Quando è partita la nouvelle vague dei vini naturali, però, Graziano era già un produttore di riferimento. “Faccio naturale da quando ho iniziato, nel 1982. Ma la pensavo così anche prima: che il vino dovesse essere genuino, prima ancora che naturale. L’industria da queste parti è arrivata alla fine degli anni ’60, ma per tanto tempo è sopravvissuta qualche enclave di autoproduzione, per il consumo familiare o il piccolo commercio in zona. Io poi ero astemio, proprio non ne volevo sapere. Ma c’era questa ragazza, la Paola, che era la più bella di Castelvetro. Li facevo impazzire tutti e per farla cedere, mi suggerirono di provare col vino… È stato così che nel 1969 è cominciato tutto quanto: per amore. Anche mio padre faceva vino, alla buona. Tanto che quando è mancato, nel ’74, ci ho provato e sulle prime è uscito un vino scurissimo, spesso, forse perché l’annata era stata molto calda e avevamo raccolto poca uva. Pensando che non fosse buono ce lo siamo dimenticato in cantina e dopo due o tre anni, quando me ne sono ritrovata una bottiglia fra le mani e ho provato a stapparla, era eccezionale”.

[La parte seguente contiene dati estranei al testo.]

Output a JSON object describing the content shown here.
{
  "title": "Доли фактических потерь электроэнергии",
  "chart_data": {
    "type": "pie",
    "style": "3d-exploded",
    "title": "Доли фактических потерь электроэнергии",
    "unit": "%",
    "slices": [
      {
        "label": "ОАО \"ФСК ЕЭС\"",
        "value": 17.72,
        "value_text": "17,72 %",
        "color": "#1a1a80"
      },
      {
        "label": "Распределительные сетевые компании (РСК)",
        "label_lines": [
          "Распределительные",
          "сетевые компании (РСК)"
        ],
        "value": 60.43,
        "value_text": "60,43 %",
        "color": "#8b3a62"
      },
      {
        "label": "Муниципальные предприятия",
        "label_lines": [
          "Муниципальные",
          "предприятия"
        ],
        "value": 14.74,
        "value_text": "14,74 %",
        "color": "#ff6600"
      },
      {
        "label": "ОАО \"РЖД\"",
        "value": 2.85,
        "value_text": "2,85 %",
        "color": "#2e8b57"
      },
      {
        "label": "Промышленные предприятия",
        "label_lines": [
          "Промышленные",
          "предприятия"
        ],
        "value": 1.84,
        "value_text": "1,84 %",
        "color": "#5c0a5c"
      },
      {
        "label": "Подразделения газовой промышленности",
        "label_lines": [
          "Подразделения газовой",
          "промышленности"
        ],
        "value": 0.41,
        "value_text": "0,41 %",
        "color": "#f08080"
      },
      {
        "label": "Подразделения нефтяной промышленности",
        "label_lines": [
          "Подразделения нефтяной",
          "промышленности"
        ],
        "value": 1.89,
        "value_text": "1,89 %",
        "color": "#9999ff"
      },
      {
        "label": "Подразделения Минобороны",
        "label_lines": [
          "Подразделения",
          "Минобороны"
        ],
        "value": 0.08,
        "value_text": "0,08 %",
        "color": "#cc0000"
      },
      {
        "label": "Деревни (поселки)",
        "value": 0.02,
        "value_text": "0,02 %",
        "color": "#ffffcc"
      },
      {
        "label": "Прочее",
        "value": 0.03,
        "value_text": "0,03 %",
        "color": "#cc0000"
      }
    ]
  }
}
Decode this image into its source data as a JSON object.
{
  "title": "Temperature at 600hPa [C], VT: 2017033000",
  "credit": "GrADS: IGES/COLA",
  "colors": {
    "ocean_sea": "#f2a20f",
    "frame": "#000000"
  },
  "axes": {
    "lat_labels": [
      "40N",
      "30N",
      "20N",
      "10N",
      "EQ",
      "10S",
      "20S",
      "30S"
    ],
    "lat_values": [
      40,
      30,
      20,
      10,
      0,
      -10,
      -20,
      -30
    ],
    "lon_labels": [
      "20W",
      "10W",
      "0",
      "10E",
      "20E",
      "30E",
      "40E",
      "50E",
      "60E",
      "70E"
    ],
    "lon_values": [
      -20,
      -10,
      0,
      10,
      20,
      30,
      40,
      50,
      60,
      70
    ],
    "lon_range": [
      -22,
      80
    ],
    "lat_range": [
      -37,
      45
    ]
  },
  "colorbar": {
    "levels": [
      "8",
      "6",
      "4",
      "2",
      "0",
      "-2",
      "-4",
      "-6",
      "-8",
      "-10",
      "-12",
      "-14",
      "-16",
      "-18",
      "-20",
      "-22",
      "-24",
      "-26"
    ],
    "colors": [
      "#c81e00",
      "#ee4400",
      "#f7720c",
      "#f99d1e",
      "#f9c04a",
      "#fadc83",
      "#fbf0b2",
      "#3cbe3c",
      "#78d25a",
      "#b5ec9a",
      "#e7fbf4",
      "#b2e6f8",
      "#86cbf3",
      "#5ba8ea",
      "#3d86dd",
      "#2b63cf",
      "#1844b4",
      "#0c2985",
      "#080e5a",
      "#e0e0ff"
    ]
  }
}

Come ho imparato a fare vino? Sono autodidatta, ma al 90%. Perché ho letto qualche libro, che alla fine non è stato troppo utile, ho intervistato le persone qua e là, ho ascoltato i vecchi e anche qualche tecnico sano. Sono partito dalla semplicità contadina di quell’autoproduzione, che l’industria stava travolgendo. Perché un tempo c’erano altri impianti, la densità era molto più alta e le viti più fitte, quindi la qualità era diversa. Così quando è esplosa la voga del vino naturale, mi è sembrato qualcosa di ovvio. Perché già lo facevo, anche se eravamo in pochi a resistere all’attacco e alla cultura del vino industriale”.

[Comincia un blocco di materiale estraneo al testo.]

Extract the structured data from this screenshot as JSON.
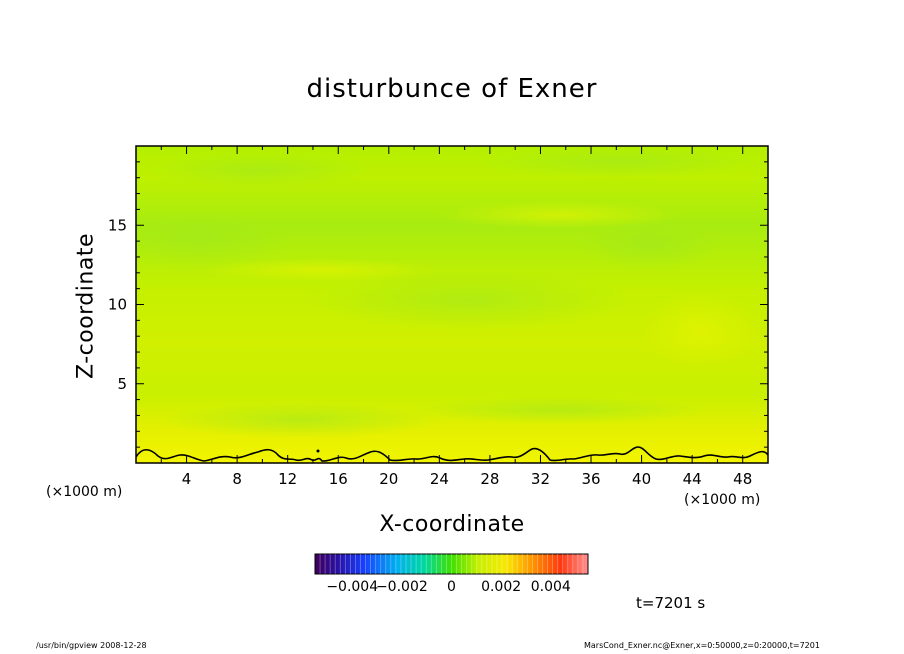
{
  "chart_data": {
    "type": "heatmap",
    "title": "disturbunce of Exner",
    "xlabel": "X-coordinate",
    "ylabel": "Z-coordinate",
    "x_unit_left": "(×1000 m)",
    "x_unit_right": "(×1000 m)",
    "xlim": [
      0,
      50
    ],
    "ylim": [
      0,
      20
    ],
    "x_ticks": [
      4,
      8,
      12,
      16,
      20,
      24,
      28,
      32,
      36,
      40,
      44,
      48
    ],
    "x_tick_labels": [
      "4",
      "8",
      "12",
      "16",
      "20",
      "24",
      "28",
      "32",
      "36",
      "40",
      "44",
      "48"
    ],
    "y_ticks": [
      5,
      10,
      15
    ],
    "y_tick_labels": [
      "5",
      "10",
      "15"
    ],
    "colorbar": {
      "range": [
        -0.0055,
        0.0055
      ],
      "tick_values": [
        -0.004,
        -0.002,
        0,
        0.002,
        0.004
      ],
      "tick_labels": [
        "−0.004",
        "−0.002",
        "0",
        "0.002",
        "0.004"
      ]
    },
    "field_bands": [
      {
        "z_range": [
          17,
          20
        ],
        "value": 0.0008
      },
      {
        "z_range": [
          11,
          17
        ],
        "value": 0.0009
      },
      {
        "z_range": [
          5,
          11
        ],
        "value": 0.0006
      },
      {
        "z_range": [
          1.5,
          5
        ],
        "value": 0.0004
      },
      {
        "z_range": [
          0,
          1.5
        ],
        "value": 0.0002
      }
    ],
    "time_label": "t=7201 s"
  },
  "footer": {
    "left": "/usr/bin/gpview   2008-12-28",
    "right": "MarsCond_Exner.nc@Exner,x=0:50000,z=0:20000,t=7201"
  }
}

Oggi Graziano produce su 4 appezzamenti e 5 ettari, compreso Château Telon, con il suo capanno che sbertuccia la teologia dei blasoni d’Oltralpe. Ed è un vino eroico a modo suo, fatto per saltar fuori da strettoie non meno ripide di una terrazza in Valtellina, crinali fatti di numeri altissimi e scoscesi che sembrerebbe impossibile scalare. “Il problema grosso è che tutto questo non interessa a nessuno: si dà per scontato che il mito quantitativo del vino più venduto al mondo sia vincente, mentre il business ha violato il rapporto con la terra e la natura, creando un grosso danno ambientale. Lo stesso prezzo di vendita in realtà è stracciato e le eccedenze si accumulano. Allora cui prodest?”.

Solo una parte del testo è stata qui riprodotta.